Real Bout Fatal Fury 2: The Newcomers (Note: Also known as Real Bout Hungry Wolf Legend 2: The Newcomers (リアルバウト餓狼伝説2 THE NEWCOMERS, Rearu Bauto Garō Densetsu Tsū: Za Nyūkamāzu) in Japan.) is a 1998 fighting game developed and published by SNK for the Neo Geo arcade and home platforms. It is the fifth mainline installment in the Fatal Fury series.
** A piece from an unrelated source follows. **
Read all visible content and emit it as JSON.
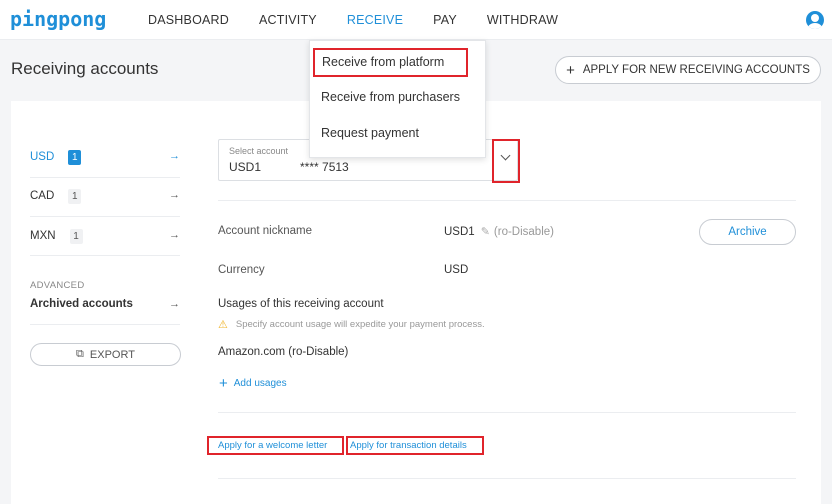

The game uses the same graphics as Real Bout Fatal Fury Special and its update Real Bout Fatal Fury Special: Dominated Mind, but returns to the same fighting system from the original Real Bout Fatal Fury. The game was included in Fatal Fury Battle Archives Vol. 2 compilation released in February 2007 for the PlayStation 2. In March 2017, the compilation was re-released in the PlayStation Store on PlayStation 4. Hamster Corporation re-released the game as part of their ACA Neo Geo series for the PlayStation 4, Xbox One, Nintendo Switch, Windows, Android and iOS.

== Gameplay ==

Gameplay screenshot showcasing a match between Li Xiangfei and Rick Strowd

Real Bout Fatal Fury 2 revamps the two-lane battle system from Real Bout Special. Instead of fighting in either two lanes, the player is now forced to fight in a main lane, while the second lane is a "sway lane" used to avoid attacks (similar to the original Real Bout). The one-lane trap stages, last seen in Fatal Fury Special, also return.

== Characters ==
The character roster from Real Bout Special returns, including Geese Howard, who is now a normally selectable character, and serves as one of the standard final bosses, alternating with Wolfgang Krauser. However, the extra versions of Andy, Billy, Mary, and Tung are gone. Two new characters are introduced: Li Xiangfei, a Chinese-American waitress; and Rick Strowd, a Native American boxer. The game also features biplane pilot Alfred (who would later be the protagonist of Real Bout Fatal Fury Special: Dominated Mind, the PlayStation version of Real Bout Special) as a secret final boss.

== Development ==
The game was exhibited at the February 1998 AOU Show.

== Release ==
The game was first released in Japan and North America for the Neo Geo MVS arcade system on March 20, 1998, followed by the Neo Geo AES home system on April 29, 1998. It was among the first games to take advantage of the "Neo Giga" upgrade for greater cartridge size, using 600 megabits. In Japan, the game was also released for the Neo Geo CD on July 23, 1998.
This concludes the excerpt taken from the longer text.